Today's Payment Options Are Greater Than Ever
Let's start by reviewing payment forms available to customers today, because they are constantly evolving. The use of checks continues to diminish, even as banks offer easy ways to issue them online. Credit and debit cards remain a staple, but instant transfer services are increasing in popularity. These services are simple to set up, and payments funnel directly into your accounting software system.
Even if the world stood still and new technology wasn't always coming on the scene, customers would routinely change credit cards, banks or transfer services. You don't want to lose them just because they begin using a method you don't accept.
Customers are also paying for products and services via cryptocurrencies like Bitcoin. Offering this type of payment flexibility can help attract and retain some customers and probably assist with your forward-thinking reputation, but there are risks involved. For one, most of these currencies are still volatile, meaning you can't always predict the value with any accuracy. You will also have security concerns that crop up. Cryptocurrencies are more useful for businesses, however, in that transactions are final. Because a customer can't reverse a Bitcoin payment, you won't have to contend with the most irritating of all payment issues—the chargeback.

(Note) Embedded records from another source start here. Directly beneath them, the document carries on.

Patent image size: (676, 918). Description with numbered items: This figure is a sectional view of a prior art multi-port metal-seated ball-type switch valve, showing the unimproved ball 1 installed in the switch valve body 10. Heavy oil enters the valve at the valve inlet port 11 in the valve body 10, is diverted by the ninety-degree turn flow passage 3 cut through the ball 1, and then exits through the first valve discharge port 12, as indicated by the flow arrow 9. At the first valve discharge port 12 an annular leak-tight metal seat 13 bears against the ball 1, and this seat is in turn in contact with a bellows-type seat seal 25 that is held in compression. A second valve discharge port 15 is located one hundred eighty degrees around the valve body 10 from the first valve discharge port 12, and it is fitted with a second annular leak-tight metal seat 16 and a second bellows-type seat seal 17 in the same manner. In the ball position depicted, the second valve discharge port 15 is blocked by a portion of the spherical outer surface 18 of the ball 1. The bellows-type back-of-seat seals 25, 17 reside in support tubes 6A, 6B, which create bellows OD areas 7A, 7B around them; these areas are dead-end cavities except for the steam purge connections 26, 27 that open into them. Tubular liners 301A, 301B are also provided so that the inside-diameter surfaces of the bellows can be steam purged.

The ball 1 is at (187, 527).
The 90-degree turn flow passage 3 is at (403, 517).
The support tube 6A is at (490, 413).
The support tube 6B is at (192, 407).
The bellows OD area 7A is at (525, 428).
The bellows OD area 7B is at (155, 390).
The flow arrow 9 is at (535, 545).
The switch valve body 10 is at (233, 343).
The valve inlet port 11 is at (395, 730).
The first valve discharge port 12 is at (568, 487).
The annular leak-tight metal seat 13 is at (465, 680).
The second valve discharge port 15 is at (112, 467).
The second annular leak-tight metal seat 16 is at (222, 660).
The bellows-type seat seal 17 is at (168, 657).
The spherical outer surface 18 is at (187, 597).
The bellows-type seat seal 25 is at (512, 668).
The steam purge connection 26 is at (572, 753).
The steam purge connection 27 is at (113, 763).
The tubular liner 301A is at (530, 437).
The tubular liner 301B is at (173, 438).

Should you have customers who buy the same items regularly or buy items that are prohibitively expensive, payment flexibility can involve timing. Consider offering your customers options to set up monthly payment plans. This allows for customers to place larger purchases into a monthly payment plan.
Payment Flexibility Might Make the Difference
It can be helpful to accept several payment forms and schedules. The dizzying number of options is only one factor. Another is that customers are fickle. Even if the world stood still and new technology wasn't always coming on the scene, customers would routinely change credit cards, banks or transfer services. You don't want to lose them just because they begin using a method you don't accept.
To that end, I still see a big payment flexibility problem with cash-only businesses. I can't count the number of times I've been in a store or restaurant and have had to walk out because I didn't have enough cash to pay fully. Considering all the payment options we just described and the general decrease of cash in people's wallets as a result, there's little sense in remaining a cash-only operation. Yes, some of these methods cost the business money. But are those fees more than the total sum of a lost customer's items?
In some areas of Asia, most everyday transactions are already conducted via mobile devices, and soon, payment methods like biometrics (i.e. paying with a finger or eye scan linked to your bank account) may become commonplace. If it seems overwhelming, remember that payment flexibility isn't just good for customers. It's helpful for business owners as well, because it promotes faster and more complete payments and signals to customers that you're on their side.